Для средневекового европейца «правильно» себя вести значит «наивыгоднейшим для себя способом» поступать (Феоктистова, 1984, с. 107); для русского в те же времена одного «правильно» было недостаточно. Автор «Домостроя» Сильвестр советует сыну Анфиму: «Служи вѣрою да правдою безо всякия хитрости и безо всякаго лукавства во всемъ государьскомъ» (Домострой, 106). Вѣрою да правдою значит: не просто по правилам общежития, но обязательно с устранением кривого и лукавого. В этом смысле правда и есть справедливость, она противопоставлена кривде. Прямота поведения исключает «наивыгоднейшее» для себя лично, если это противоречит общей «правде». В понятие правильного входит не только утверждение положительно верного движения, но и отрицание запутанного, искривленного и ошибочного. Не только движения (как себя вести), но и его этической оценки.
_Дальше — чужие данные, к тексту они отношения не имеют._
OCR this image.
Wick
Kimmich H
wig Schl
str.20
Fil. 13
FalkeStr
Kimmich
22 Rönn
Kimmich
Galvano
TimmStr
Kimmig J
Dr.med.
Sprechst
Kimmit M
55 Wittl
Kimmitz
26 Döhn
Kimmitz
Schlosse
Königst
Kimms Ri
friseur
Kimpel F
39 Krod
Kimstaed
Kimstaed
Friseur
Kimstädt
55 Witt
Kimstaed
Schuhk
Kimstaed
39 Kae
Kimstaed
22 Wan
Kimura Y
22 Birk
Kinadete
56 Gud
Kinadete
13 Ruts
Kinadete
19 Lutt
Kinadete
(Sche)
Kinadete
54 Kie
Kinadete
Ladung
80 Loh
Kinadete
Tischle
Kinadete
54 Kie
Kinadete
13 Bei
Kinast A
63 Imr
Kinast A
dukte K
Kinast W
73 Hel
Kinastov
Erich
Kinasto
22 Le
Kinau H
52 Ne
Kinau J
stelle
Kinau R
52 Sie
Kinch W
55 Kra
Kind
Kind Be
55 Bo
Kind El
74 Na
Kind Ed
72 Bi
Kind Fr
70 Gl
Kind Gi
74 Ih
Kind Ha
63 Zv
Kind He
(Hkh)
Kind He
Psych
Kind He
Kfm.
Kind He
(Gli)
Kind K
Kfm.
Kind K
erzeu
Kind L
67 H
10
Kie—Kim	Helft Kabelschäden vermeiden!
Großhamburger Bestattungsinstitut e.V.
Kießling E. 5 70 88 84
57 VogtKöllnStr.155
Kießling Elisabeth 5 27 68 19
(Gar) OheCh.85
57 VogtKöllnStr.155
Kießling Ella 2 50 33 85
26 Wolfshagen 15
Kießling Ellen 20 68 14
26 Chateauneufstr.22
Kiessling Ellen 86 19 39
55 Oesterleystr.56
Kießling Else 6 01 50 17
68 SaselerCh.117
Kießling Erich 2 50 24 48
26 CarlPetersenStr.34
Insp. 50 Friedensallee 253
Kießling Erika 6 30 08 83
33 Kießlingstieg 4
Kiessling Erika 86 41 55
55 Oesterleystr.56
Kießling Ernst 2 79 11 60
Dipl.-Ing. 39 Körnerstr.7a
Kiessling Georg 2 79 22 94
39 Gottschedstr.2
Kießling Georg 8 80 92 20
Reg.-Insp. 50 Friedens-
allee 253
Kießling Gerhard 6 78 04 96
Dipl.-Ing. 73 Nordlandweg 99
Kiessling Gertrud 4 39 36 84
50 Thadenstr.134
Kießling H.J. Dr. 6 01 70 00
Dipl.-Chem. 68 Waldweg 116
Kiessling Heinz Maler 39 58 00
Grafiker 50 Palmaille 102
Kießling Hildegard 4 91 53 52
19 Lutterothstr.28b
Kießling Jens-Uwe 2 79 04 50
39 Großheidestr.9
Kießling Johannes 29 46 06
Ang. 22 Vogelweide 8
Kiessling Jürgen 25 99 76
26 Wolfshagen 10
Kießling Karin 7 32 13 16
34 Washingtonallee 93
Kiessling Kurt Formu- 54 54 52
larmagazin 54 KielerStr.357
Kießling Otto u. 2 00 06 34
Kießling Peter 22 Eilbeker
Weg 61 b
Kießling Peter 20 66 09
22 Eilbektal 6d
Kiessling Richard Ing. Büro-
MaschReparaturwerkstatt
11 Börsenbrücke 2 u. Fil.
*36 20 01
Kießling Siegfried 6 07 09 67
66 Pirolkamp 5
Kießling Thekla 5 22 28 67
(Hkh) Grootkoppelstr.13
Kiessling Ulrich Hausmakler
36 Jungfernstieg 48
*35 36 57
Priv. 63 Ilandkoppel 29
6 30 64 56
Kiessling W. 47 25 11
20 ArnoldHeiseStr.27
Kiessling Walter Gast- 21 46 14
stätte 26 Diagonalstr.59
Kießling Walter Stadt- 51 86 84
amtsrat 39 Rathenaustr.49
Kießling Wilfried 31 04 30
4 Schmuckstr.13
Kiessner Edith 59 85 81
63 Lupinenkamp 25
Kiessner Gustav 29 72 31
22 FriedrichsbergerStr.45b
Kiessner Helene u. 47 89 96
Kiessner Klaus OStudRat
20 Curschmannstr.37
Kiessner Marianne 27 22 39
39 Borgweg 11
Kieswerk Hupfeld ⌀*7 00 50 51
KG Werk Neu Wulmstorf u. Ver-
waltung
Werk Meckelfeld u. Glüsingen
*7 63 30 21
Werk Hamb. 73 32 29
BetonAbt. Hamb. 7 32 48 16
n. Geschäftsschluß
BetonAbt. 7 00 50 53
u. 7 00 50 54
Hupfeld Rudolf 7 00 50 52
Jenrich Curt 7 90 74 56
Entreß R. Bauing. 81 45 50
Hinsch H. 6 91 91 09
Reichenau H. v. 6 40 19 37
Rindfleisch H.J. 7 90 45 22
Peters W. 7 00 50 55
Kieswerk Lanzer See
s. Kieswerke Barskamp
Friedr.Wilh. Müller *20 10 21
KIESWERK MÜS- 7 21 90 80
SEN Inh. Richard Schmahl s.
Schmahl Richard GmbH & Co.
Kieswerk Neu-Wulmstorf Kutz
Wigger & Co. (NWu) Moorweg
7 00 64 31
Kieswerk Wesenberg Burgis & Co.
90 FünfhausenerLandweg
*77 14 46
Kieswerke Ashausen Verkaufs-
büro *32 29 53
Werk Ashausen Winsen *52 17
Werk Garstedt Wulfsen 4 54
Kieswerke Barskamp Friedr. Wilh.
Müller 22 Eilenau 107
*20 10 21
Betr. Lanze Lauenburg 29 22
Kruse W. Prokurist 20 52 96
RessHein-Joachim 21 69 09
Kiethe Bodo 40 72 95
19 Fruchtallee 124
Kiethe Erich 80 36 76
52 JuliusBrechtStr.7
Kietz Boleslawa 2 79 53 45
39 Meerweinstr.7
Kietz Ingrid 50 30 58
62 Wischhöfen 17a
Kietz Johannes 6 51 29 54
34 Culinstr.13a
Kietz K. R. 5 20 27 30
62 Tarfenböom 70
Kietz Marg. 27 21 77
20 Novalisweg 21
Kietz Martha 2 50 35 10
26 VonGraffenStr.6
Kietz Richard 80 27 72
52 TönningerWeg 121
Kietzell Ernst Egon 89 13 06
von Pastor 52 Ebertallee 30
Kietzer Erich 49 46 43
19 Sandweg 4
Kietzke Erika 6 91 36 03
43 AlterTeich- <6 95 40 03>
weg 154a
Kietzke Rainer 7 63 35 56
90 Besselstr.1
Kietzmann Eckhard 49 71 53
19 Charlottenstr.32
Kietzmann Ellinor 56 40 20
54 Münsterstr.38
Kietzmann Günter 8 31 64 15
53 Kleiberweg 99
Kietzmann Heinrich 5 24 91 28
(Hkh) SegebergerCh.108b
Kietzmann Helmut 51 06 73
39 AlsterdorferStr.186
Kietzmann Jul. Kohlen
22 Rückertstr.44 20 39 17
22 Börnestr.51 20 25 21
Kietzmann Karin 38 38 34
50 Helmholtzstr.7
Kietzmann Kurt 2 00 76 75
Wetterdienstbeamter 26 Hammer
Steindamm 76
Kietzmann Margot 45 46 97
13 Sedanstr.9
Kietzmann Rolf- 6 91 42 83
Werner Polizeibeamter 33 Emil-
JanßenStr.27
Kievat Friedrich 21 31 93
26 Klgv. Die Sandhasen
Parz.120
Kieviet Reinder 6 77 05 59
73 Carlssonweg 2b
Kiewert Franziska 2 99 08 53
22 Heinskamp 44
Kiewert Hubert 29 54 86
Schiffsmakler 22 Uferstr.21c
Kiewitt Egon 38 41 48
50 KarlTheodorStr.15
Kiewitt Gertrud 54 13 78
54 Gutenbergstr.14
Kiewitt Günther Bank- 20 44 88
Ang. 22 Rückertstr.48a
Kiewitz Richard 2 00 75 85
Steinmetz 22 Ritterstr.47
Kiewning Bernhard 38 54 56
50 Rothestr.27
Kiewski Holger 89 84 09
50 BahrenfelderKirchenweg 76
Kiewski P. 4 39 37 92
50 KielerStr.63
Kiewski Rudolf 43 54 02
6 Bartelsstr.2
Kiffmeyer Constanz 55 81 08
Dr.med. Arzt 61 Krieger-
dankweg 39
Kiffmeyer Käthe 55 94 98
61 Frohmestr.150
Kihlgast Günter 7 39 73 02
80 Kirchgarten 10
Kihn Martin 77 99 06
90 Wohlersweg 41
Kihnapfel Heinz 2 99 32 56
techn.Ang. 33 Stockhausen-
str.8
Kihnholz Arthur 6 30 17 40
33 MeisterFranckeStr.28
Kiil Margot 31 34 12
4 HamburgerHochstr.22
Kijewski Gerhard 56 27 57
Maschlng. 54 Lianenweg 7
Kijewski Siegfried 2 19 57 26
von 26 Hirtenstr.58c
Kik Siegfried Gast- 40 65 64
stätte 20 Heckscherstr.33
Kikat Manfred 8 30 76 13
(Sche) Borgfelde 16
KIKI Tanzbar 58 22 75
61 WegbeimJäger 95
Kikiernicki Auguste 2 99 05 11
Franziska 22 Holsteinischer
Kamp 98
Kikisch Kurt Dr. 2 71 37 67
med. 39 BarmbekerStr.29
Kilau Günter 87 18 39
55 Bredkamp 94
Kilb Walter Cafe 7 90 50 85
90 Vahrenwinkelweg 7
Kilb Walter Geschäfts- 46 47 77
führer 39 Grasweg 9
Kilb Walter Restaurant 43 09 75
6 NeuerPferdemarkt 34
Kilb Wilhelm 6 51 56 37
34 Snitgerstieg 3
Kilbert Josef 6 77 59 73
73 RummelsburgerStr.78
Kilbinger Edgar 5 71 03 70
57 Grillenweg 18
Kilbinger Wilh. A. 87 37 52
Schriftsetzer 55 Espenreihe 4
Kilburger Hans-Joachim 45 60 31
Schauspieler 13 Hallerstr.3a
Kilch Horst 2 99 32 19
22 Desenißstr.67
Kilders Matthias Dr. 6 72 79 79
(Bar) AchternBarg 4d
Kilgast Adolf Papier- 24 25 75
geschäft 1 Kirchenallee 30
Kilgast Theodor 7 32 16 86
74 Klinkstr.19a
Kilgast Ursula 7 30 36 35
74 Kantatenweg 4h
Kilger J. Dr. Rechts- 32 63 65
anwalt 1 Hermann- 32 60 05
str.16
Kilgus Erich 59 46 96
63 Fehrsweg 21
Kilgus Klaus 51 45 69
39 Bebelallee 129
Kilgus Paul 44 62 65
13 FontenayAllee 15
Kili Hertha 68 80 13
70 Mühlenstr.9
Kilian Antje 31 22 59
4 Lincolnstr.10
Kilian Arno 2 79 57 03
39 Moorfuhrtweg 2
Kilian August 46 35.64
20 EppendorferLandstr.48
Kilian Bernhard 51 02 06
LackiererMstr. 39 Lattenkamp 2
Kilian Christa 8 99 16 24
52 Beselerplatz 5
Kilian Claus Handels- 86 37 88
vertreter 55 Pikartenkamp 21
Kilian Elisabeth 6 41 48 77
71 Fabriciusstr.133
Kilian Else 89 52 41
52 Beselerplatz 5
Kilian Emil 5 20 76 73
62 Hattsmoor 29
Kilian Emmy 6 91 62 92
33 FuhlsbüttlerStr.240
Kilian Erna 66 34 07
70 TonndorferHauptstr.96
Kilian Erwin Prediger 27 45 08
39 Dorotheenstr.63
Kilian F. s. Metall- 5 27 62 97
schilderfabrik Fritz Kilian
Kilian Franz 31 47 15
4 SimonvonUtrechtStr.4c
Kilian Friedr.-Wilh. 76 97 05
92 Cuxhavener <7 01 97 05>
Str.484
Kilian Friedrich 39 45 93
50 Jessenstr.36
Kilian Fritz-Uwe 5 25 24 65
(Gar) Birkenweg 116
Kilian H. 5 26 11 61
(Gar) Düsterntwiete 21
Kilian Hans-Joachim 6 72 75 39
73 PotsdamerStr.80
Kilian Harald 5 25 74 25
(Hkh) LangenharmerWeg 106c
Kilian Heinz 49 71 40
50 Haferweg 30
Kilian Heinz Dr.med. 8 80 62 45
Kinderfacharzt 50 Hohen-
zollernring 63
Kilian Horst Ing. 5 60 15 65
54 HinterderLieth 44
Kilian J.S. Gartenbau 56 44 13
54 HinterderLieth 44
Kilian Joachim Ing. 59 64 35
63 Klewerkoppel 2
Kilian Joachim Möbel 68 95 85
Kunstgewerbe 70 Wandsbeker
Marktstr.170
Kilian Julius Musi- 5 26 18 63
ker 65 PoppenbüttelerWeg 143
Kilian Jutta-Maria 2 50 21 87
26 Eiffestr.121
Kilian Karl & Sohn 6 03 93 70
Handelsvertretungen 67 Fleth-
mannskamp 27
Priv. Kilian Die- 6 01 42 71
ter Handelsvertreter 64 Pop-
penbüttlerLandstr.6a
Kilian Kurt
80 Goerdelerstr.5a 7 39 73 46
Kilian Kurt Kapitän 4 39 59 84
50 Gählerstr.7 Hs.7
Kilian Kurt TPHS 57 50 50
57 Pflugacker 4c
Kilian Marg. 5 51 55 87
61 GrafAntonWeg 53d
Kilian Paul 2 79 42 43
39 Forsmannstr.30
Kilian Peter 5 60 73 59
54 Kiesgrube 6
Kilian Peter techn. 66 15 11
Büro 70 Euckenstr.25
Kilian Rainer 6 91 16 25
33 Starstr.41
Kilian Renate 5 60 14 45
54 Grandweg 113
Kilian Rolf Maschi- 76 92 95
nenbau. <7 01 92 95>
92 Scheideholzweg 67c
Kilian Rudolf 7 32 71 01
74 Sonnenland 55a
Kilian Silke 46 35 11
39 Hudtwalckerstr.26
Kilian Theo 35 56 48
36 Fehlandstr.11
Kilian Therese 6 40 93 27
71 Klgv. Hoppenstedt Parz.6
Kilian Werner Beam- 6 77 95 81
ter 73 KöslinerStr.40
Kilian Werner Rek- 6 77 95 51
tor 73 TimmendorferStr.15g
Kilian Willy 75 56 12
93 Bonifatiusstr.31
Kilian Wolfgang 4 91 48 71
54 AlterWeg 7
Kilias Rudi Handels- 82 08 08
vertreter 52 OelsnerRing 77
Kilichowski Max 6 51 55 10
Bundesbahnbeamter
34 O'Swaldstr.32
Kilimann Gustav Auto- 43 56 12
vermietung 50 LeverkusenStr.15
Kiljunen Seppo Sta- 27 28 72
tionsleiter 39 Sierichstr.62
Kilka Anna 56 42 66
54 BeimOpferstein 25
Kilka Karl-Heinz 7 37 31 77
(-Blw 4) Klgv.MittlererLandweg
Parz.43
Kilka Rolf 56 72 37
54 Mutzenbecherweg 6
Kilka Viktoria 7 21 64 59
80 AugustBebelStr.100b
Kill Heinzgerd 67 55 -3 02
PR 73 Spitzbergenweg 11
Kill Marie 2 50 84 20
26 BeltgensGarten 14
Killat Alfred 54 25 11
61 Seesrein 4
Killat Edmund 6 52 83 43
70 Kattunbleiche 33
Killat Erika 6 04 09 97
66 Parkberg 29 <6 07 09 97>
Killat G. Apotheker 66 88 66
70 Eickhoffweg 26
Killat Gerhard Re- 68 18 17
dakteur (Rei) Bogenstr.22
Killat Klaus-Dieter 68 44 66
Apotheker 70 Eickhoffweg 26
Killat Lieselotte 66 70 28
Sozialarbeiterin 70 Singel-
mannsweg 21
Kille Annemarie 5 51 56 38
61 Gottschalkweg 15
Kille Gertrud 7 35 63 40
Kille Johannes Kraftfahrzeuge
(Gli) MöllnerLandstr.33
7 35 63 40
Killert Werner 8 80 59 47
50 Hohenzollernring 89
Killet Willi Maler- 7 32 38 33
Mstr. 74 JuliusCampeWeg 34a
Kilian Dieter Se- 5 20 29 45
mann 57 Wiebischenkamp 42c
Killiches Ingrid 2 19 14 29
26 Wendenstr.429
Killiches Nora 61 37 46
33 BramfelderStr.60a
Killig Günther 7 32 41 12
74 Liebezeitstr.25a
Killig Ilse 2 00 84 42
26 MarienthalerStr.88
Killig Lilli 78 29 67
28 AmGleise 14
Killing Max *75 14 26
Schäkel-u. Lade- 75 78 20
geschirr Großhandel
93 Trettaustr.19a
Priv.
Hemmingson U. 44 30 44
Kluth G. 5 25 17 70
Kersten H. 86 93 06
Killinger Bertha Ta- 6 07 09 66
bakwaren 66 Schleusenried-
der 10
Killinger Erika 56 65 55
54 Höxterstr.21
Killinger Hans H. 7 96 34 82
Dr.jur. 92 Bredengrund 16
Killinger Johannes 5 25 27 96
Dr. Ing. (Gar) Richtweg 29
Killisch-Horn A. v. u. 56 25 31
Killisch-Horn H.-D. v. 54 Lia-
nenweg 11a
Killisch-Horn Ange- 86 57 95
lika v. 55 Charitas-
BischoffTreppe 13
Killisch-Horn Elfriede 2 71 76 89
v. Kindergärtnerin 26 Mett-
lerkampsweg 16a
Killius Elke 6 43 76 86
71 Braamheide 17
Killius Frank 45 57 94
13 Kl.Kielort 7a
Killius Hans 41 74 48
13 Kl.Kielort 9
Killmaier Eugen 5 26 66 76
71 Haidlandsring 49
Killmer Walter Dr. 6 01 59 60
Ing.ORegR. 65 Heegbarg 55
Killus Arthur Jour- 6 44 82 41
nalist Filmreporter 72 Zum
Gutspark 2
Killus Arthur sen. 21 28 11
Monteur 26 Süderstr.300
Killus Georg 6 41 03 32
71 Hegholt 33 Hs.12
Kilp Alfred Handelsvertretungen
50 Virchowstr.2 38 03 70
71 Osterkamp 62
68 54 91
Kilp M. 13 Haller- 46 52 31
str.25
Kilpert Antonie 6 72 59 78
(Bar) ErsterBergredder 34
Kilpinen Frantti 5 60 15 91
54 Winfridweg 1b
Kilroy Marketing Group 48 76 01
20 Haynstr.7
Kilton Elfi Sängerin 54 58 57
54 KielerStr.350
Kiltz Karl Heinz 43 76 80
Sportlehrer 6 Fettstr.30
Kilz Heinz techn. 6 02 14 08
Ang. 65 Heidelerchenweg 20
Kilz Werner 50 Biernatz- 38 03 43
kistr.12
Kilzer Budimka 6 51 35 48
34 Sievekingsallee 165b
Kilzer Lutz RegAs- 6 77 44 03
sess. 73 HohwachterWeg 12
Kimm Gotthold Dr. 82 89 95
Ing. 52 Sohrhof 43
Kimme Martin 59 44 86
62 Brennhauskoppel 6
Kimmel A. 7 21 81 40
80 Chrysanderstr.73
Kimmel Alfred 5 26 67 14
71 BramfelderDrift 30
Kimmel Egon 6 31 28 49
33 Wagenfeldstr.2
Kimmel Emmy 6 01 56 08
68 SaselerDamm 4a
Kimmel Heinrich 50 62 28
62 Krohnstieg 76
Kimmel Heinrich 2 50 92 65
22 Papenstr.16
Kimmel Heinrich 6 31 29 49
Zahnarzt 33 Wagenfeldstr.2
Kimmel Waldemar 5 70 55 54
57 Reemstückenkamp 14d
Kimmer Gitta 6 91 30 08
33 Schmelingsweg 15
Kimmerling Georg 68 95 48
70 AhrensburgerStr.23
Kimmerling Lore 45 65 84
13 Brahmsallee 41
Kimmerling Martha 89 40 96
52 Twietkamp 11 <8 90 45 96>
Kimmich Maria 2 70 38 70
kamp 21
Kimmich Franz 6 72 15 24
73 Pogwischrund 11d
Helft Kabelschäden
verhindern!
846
Так развивалось понятие о справедливости праведного начала, и суффикс показывает вторичность этого значения корня. «Правда Русская», записанная в XI в., становится приметой социального быта. Это закон, который наводит действие на исполнение этических норм.

Позже всего этот корень соотносится с идеей истинного и правильного (от правило, которое «правит» прямо), т. е. чисто интеллектуальное свойство, близкое к духовным понятиям нравственности: «правдивый» служит Правде, а не Кривде.

О правде-истине разговор особый, это проблемы знания и познания. О правом и левом также речь впереди, в последнем томе. Здесь мы обсудим всё то, что связано с правдой-справедливостью.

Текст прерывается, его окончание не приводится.